CAROUSEL
CAROUSEL
Reviewed by Jeffrey R Smith of the S.F. Bay Area Theatre Critics Circle.
William Butler Yeats once said, "Players and painted stage took all my love, and not those things that they were emblems of."
If one wanted to renew one's faith in the emerging generation, then one should get thee to Encinal High School for their current production of Rodgers and Hammersteins's CAROUSEL.
All the elements of an outstanding musical are clearly evidenced in this ambitious production: great singing, strenuous choreography and quality acting.

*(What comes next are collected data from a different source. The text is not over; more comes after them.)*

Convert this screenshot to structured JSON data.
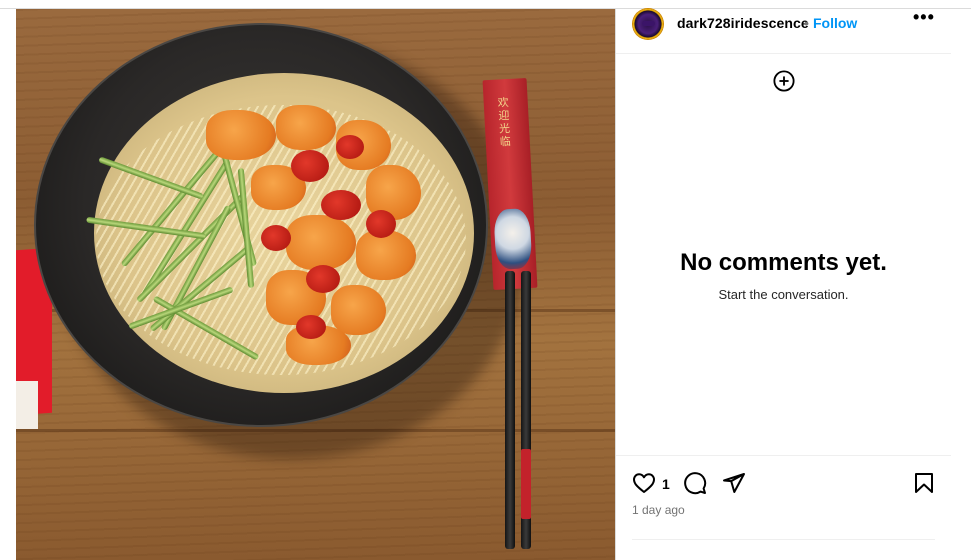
{
  "post": {
    "username": "dark728iridescence",
    "separator": "•",
    "follow_label": "Follow",
    "more_label": "•••",
    "like_count": "1",
    "timestamp": "1 day ago"
  },
  "comments": {
    "empty_title": "No comments yet.",
    "empty_subtitle": "Start the conversation."
  },
  "photo": {
    "sleeve_text": "欢迎光临"
  },
  "icons": {
    "add": "plus-circle-icon",
    "like": "heart-icon",
    "comment": "comment-icon",
    "share": "send-icon",
    "save": "bookmark-icon",
    "more": "more-horizontal-icon"
  },
  "colors": {
    "follow": "#0095f6",
    "secondary_text": "#737373",
    "divider": "#dbdbdb"
  }
}
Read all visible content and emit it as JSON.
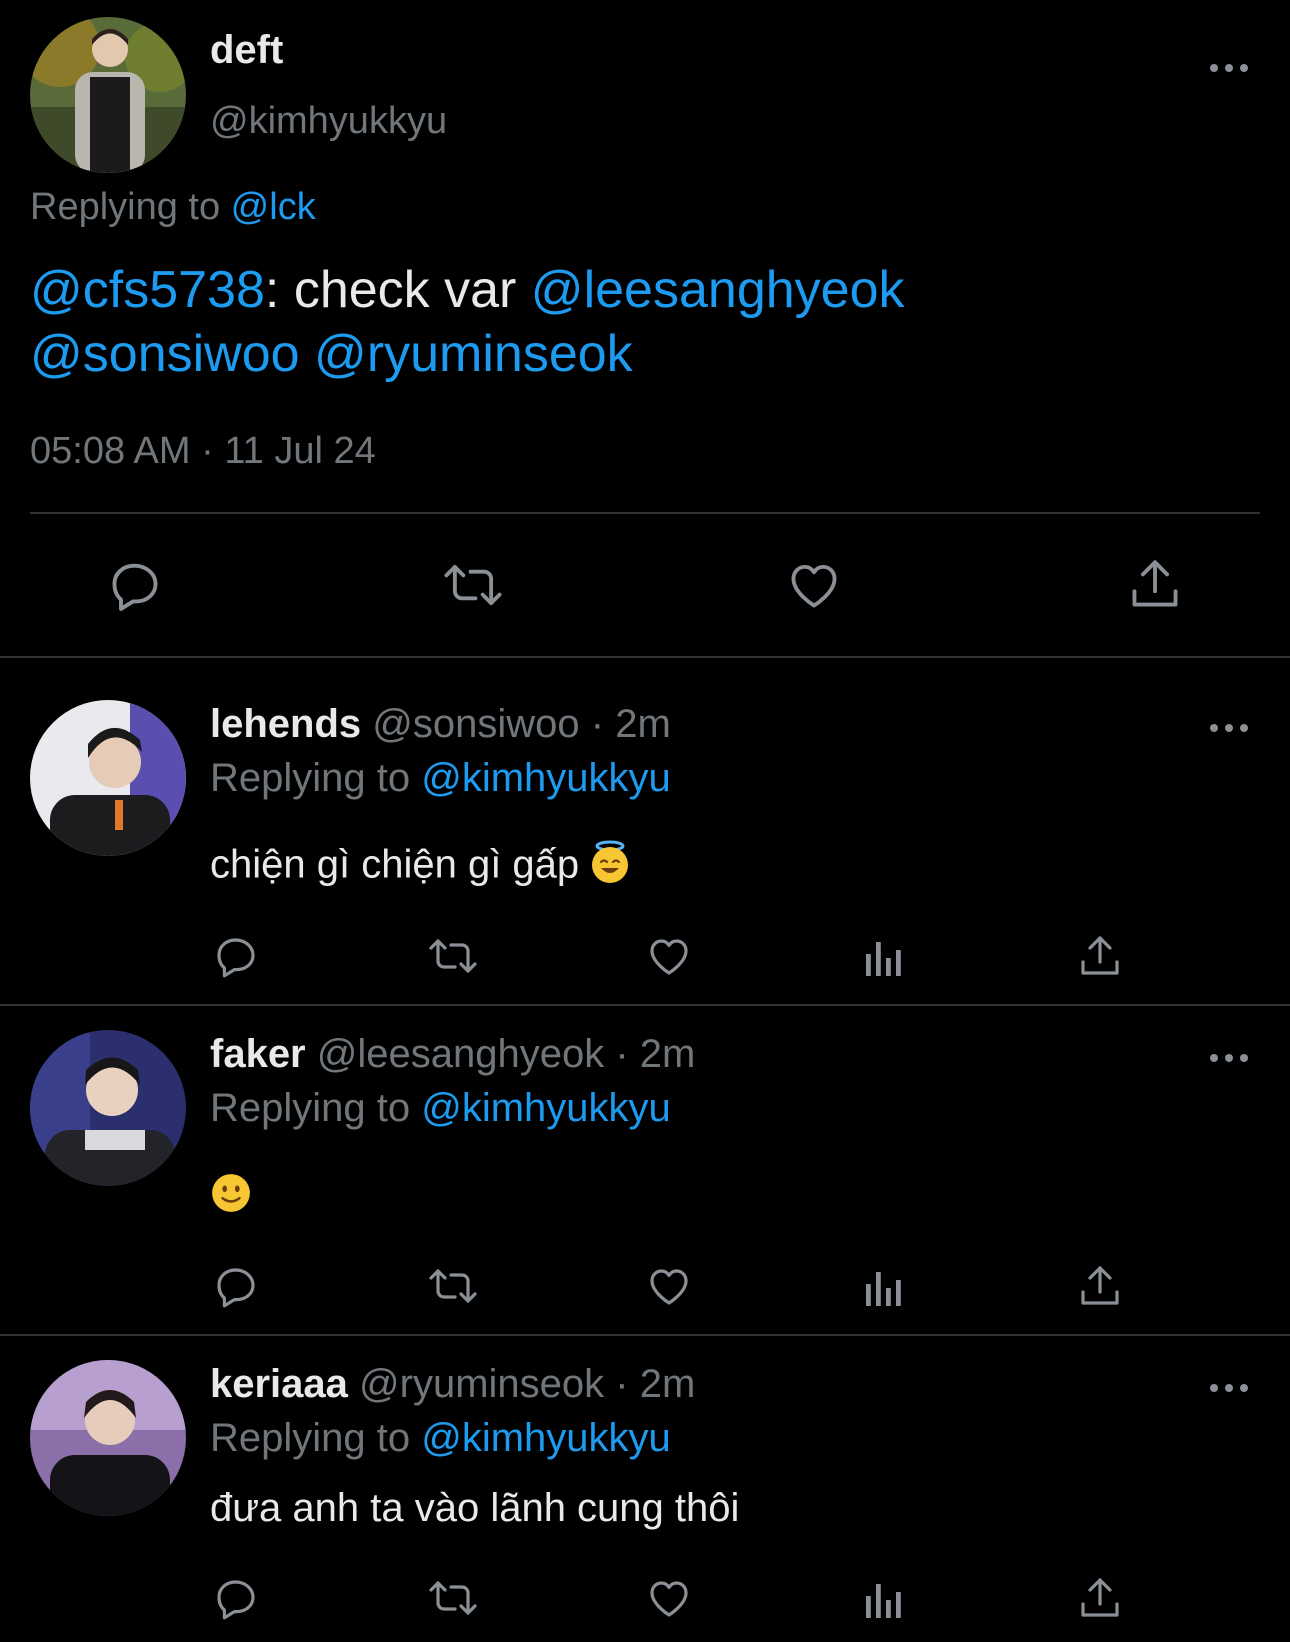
{
  "main_tweet": {
    "name": "deft",
    "handle": "@kimhyukkyu",
    "replying_prefix": "Replying to ",
    "replying_target": "@lck",
    "text_mention_1": "@cfs5738",
    "text_mid": ": check var ",
    "text_mention_2": "@leesanghyeok",
    "text_mention_3": "@sonsiwoo",
    "text_mention_4": "@ryuminseok",
    "timestamp": "05:08 AM · 11 Jul 24",
    "actions": [
      "reply-icon",
      "retweet-icon",
      "like-icon",
      "share-icon"
    ]
  },
  "replies": [
    {
      "name": "lehends",
      "handle": "@sonsiwoo",
      "time": "· 2m",
      "replying_prefix": "Replying to ",
      "replying_target": "@kimhyukkyu",
      "text": "chiện gì chiện gì gấp",
      "emoji": "smiling-face-with-halo"
    },
    {
      "name": "faker",
      "handle": "@leesanghyeok",
      "time": "· 2m",
      "replying_prefix": "Replying to ",
      "replying_target": "@kimhyukkyu",
      "text": "",
      "emoji": "slightly-smiling-face"
    },
    {
      "name": "keriaaa",
      "handle": "@ryuminseok",
      "time": "· 2m",
      "replying_prefix": "Replying to ",
      "replying_target": "@kimhyukkyu",
      "text": "đưa anh ta vào lãnh cung thôi",
      "emoji": ""
    }
  ],
  "reply_actions": [
    "reply-icon",
    "retweet-icon",
    "like-icon",
    "views-icon",
    "share-icon"
  ],
  "colors": {
    "background": "#000000",
    "text": "#e7e9ea",
    "muted": "#71767b",
    "link": "#1d9bf0",
    "divider": "#2f3336"
  }
}
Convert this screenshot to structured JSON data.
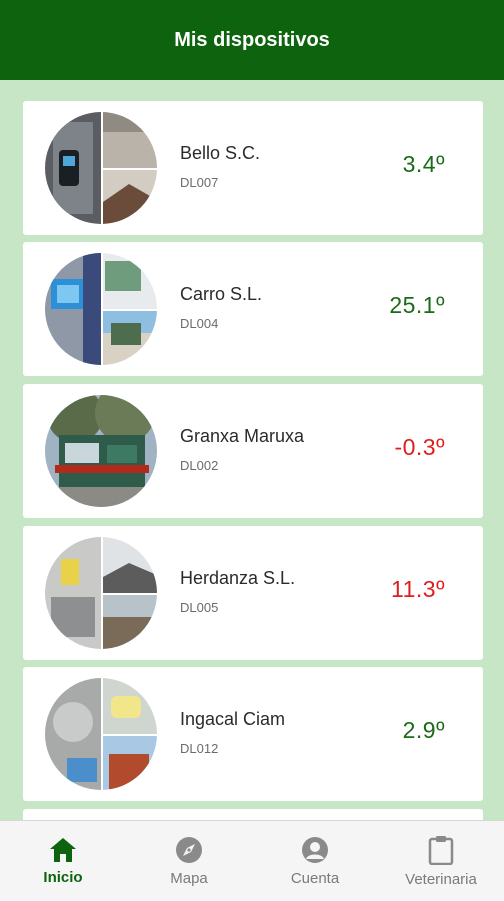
{
  "header": {
    "title": "Mis dispositivos"
  },
  "devices": [
    {
      "name": "Bello S.C.",
      "code": "DL007",
      "temp": "3.4º",
      "status": "ok"
    },
    {
      "name": "Carro S.L.",
      "code": "DL004",
      "temp": "25.1º",
      "status": "ok"
    },
    {
      "name": "Granxa Maruxa",
      "code": "DL002",
      "temp": "-0.3º",
      "status": "alert"
    },
    {
      "name": "Herdanza S.L.",
      "code": "DL005",
      "temp": "11.3º",
      "status": "alert"
    },
    {
      "name": "Ingacal Ciam",
      "code": "DL012",
      "temp": "2.9º",
      "status": "ok"
    }
  ],
  "nav": [
    {
      "label": "Inicio",
      "icon": "home-icon",
      "active": true
    },
    {
      "label": "Mapa",
      "icon": "compass-icon",
      "active": false
    },
    {
      "label": "Cuenta",
      "icon": "account-icon",
      "active": false
    },
    {
      "label": "Veterinaria",
      "icon": "clipboard-icon",
      "active": false
    }
  ],
  "colors": {
    "primary": "#0e630e",
    "background": "#c7e6c5",
    "temp_ok": "#1b6a17",
    "temp_alert": "#e01d1d"
  }
}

To his credit as a teacher and a director, Robert Moorhead never underestimates the talent, the ambition nor the willingness of Encinal students to flirt with the seemingly impossible, to take-on the difficult and to make an extravaganza look easy and fun.
Stage stalwart Ian Merrifield superbly plays the romantic, nefarious and yet ironically heroic Billy Bigelow.
To his credit Ian successfully tackles what is arguably the show's most arduous song: "Soliloquy" in which Billy imagines his future child first as a boy; then as a girl.
Ian essentially plays two parts: Billy the sensitive tender and caring romantic and then abruptly morphs into Billy the tough guy who abuses his wife and weilds a knife to rob a man.
Billy is man as troubled by his past as he is hopeful of his future and Ian makes these transititions as smoothly and credibly as a veteran actor.
As Oliver Goldsmith once said of a good actor such as Ian: "On the stage he was natural, simple, affecting: twas only that when he was off stage he was acting."
This year Ian departs the Encinal stage for Cambridge and the Odeon of Harvard.
Jazz Aguon performs a wonderful Carrie Pipperidge: vacillating between a beautiful working class girl who wants to laugh, sing, dance and enjoy life and a restrained young lady who must be prim and proper enough to win the middle class hand the stogy and Puritanical Enoch Snow (wonderfully played by Matthew Strasser).
Samantha Chopus as Julie Jordan more than measures up to her leading man Ian.
Miss Chopus sings with a degree of practiced pecision, range and daring boldness that is worthy the show's most romantically memorable song: "IF I LOVED YOU."
And speaking of great voices, the mellifluous Kendra Dodd is the most conspicuously beautiful voice to have ever emanated from the stage and to have echoed through the rafters of Encinal High.
Fortunately Miss Dodd is limited to two songs: one more song and she would have stole the show.
Miss Dodd is proof that there is no disguising natural tallent and there is no dismissing what can be attainmed in four years of professional voice training.
The ebulient Miss Dodd, as if on wings, glides through the cast like Julie Andrews glides through the Austrian Alps, seemingly effortlessly, performing the most famous songs of the show: JUNE IS BUSTIN' OUT ALL OVER and YOU'LL NEVER WALK ALONE.
When you attend the performance—either on April 18th or April 19th—be sure to have Kendra autograph your program: she is not likely to remain an amateur much longer.
In this musical, even a dirty rotten "wharf rat" scoundrel has a certain magnet sociopathic charm and that charm is provided by the accomplished actor Cory Kahane who pleasingly plays the dastardly Jigger Craiggin.
As Gestalt would say, "The whole is more than the sum of the pieces" and this show is no acception.
Other noteworthy contributions to this most enjoyable show include Mahmoud Kohgodai as the Policeman, Lazlo Steele as the sagacious Starkeeper and the delightful Bersabel Tadesse as one of the Snow Children.
If you are an Alamedean, you owe to yourself to check out what high energy, fresh talent and creativity are doing at Encinal High.
The curtain goes up Friday and Saturday at 7:30 p.m.